Straus has been close to dairy farming during his entire life. He grew up on the farm in Marshall, California that his father, William Straus, started in 1941 with 23 cows. After going to college at California Polytechnic in San Luis Obispo, where he wrote his senior thesis on creamery operations, he returned to the family farm. He currently has a herd of 300 cows — most are Holstein, and some are cross-breeds of Holstein and Jersey. It is a “closed herd”, which means that replacement cows come from within the herd (i.e., no outside animals are brought in).
The organic standard does not allow the use of antibiotics, something that can be a challenge for dairy producers. If a cow gets sick and must be treated with antibiotics, that cow’s milk must go into a separate conventional milk stream and cannot be mixed with milk from the other cows on the organic dairy. Straus meets that challenge by focusing on prevention: They ensure that the cows have clean bedding and frequent health checks. Switching to thrice-daily milking (most dairies of their size milk twice a day) gives the staff more contact with the animals, thus allowing closer monitoring of their health (it also results in 10% more milk production). Having a closed herd, Straus said, is another factor that helps keep the animals healthy.

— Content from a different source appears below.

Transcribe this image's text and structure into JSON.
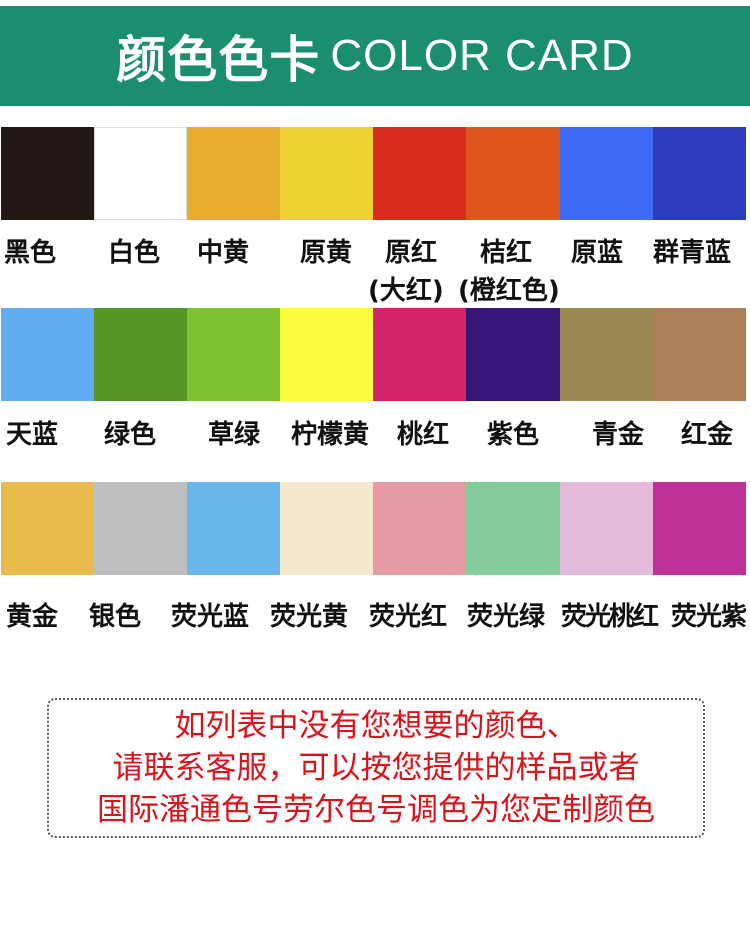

The diet of the Straus herd is mostly grass; about 80% is either grass from the Straus pasture (the farm includes 660 acres of non-irrigated pasture) or silage (a fermented grass product used during the dry season). The non-grass portion of the diet includes corn from the Midwest and barley, oats and flax from other parts of the country. Straus has its own mill to grind grains because most of the other mills are not certified organic. Feed is one of the largest expenses on a dairy farm — Straus estimates that it is 40% to 60% of the farm’s expenses — and so there is always an incentive to find cheaper alternatives. In the past, he has experimented with unusual feeds like the soybean pulp left over from tofu making, the rice cake from sake, cacao hulls. Results with these feeds have been mixed. (Other livestock operators have been trying to cut costs by using much more shocking feeds, like “cookies, licorice, cheese curls, candy bars, french fries, frosted wheat cereal and peanut-butter cups,” according to a Wall Street Journal article excerpted by FarmPolicy.com.)

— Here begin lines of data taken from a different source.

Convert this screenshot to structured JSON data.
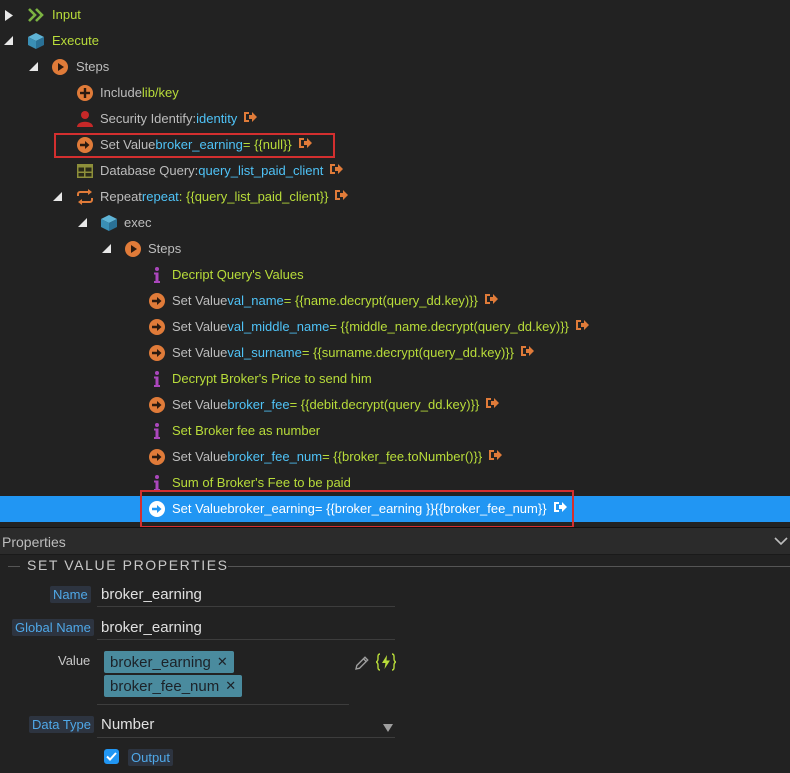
{
  "tree": {
    "rows": [
      {
        "prefix": "",
        "main": "Input",
        "suffix": ""
      },
      {
        "prefix": "",
        "main": "Execute",
        "suffix": ""
      },
      {
        "prefix": "Steps",
        "main": "",
        "suffix": ""
      },
      {
        "prefix": "Include ",
        "main": "lib/key",
        "suffix": ""
      },
      {
        "prefix": "Security Identify: ",
        "main": "identity",
        "suffix": ""
      },
      {
        "prefix": "Set Value ",
        "main": "broker_earning",
        "suffix": " = {{null}}"
      },
      {
        "prefix": "Database Query: ",
        "main": "query_list_paid_client",
        "suffix": ""
      },
      {
        "prefix": "Repeat ",
        "main": "repeat",
        "suffix": ": {{query_list_paid_client}}"
      },
      {
        "prefix": "exec",
        "main": "",
        "suffix": ""
      },
      {
        "prefix": "Steps",
        "main": "",
        "suffix": ""
      },
      {
        "prefix": "",
        "main": "Decript Query's Values",
        "suffix": ""
      },
      {
        "prefix": "Set Value ",
        "main": "val_name",
        "suffix": " = {{name.decrypt(query_dd.key)}}"
      },
      {
        "prefix": "Set Value ",
        "main": "val_middle_name",
        "suffix": " = {{middle_name.decrypt(query_dd.key)}}"
      },
      {
        "prefix": "Set Value ",
        "main": "val_surname",
        "suffix": " = {{surname.decrypt(query_dd.key)}}"
      },
      {
        "prefix": "",
        "main": "Decrypt Broker's Price to send him",
        "suffix": ""
      },
      {
        "prefix": "Set Value ",
        "main": "broker_fee",
        "suffix": " = {{debit.decrypt(query_dd.key)}}"
      },
      {
        "prefix": "",
        "main": "Set Broker fee as number",
        "suffix": ""
      },
      {
        "prefix": "Set Value ",
        "main": "broker_fee_num",
        "suffix": " = {{broker_fee.toNumber()}}"
      },
      {
        "prefix": "",
        "main": "Sum of Broker's Fee to be paid",
        "suffix": ""
      },
      {
        "prefix": "Set Value ",
        "main": "broker_earning",
        "suffix": " = {{broker_earning }}{{broker_fee_num}}"
      }
    ]
  },
  "properties": {
    "header": "Properties",
    "section_title": "SET VALUE PROPERTIES",
    "name_label": "Name",
    "name_value": "broker_earning",
    "global_name_label": "Global Name",
    "global_name_value": "broker_earning",
    "value_label": "Value",
    "value_tags": [
      "broker_earning",
      "broker_fee_num"
    ],
    "data_type_label": "Data Type",
    "data_type_value": "Number",
    "output_label": "Output",
    "output_checked": true
  },
  "colors": {
    "accent": "#2196f3",
    "highlight_box": "#d32f2f",
    "label_green": "#b8dc3a",
    "label_cyan": "#4fc3f7",
    "icon_orange": "#e07b39"
  }
}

One of the novel features of the Straus operation is its “waste to electricity” system. The system, called a methane digester, collects manure in a covered container, where it is digested by microbes in an aerobic or anaerobic environment (aerobic = with oxygen, anaerobic = without oxygen). The microbes emit a gas that is rich in methane and can be burned in an engine to produce electricity. The digester produces all of the electricity needed on the farm, and sometimes even more, which results in their electricity meter running backward. Straus uses some of the manure-generated electricity to get around town in his electric car. He has also been working on an all-electric feeder truck for the past few years (a conventional truck that has had its diesel engine replaced with an electric motor and a bank of batteries).

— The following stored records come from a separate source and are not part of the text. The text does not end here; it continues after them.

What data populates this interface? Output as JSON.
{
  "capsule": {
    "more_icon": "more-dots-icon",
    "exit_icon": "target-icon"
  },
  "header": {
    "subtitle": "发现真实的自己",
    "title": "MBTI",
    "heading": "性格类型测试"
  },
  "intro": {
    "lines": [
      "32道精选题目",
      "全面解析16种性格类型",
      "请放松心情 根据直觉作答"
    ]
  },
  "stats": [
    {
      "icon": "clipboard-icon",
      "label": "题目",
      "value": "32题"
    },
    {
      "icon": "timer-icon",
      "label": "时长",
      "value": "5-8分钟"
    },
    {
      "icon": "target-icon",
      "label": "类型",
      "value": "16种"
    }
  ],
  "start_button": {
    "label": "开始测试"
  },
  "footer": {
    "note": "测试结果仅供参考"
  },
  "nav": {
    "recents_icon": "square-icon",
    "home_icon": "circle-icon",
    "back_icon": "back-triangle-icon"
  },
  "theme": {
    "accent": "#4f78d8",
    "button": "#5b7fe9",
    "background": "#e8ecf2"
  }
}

Operating a dairy that sells direct to the public involves much more than feeding and milking cows. Packaging, for example, is a big consideration. The company sells its milk in reusable glass bottles (a deposit is required at the time of purchase). Straus said that each bottle is used six to eight times before it needs to be recycled. The authors of “Food, Energy, and Society” estimate that four uses are needed to make up for the additional energy needed to manufacture, wash and transport a reusable glass bottle relative to a plastic bottle, so the current Straus system is saving significant amounts of energy (while also providing better tasting milk). They have investigated plastic made from corn (polylactic acid, PLA), but rejected it because it is typically made with transgenic corn and offers few benefits when not composted properly. Most landfills are amazingly inert places where nothing breaks down — neither paper, nor food, nor plant material.
Decades of innovation and striving have not quenched Straus’ enthusiasm. In the future, he hopes to expand the use of alternative energy on the farm; improve feed sourcing (buying local grains); improve the recyclability, re-usability, and sourcing of packaging (I would love to see them offer yogurt in reusable containers); experiment with different ingredients like agave nectar in their products; and continue to educate consumers and other producers about their practices.
The Straus farm and creamery is not normally open to the public, but offers periodic tours through the Marin Agricultural Land Trust (MALT).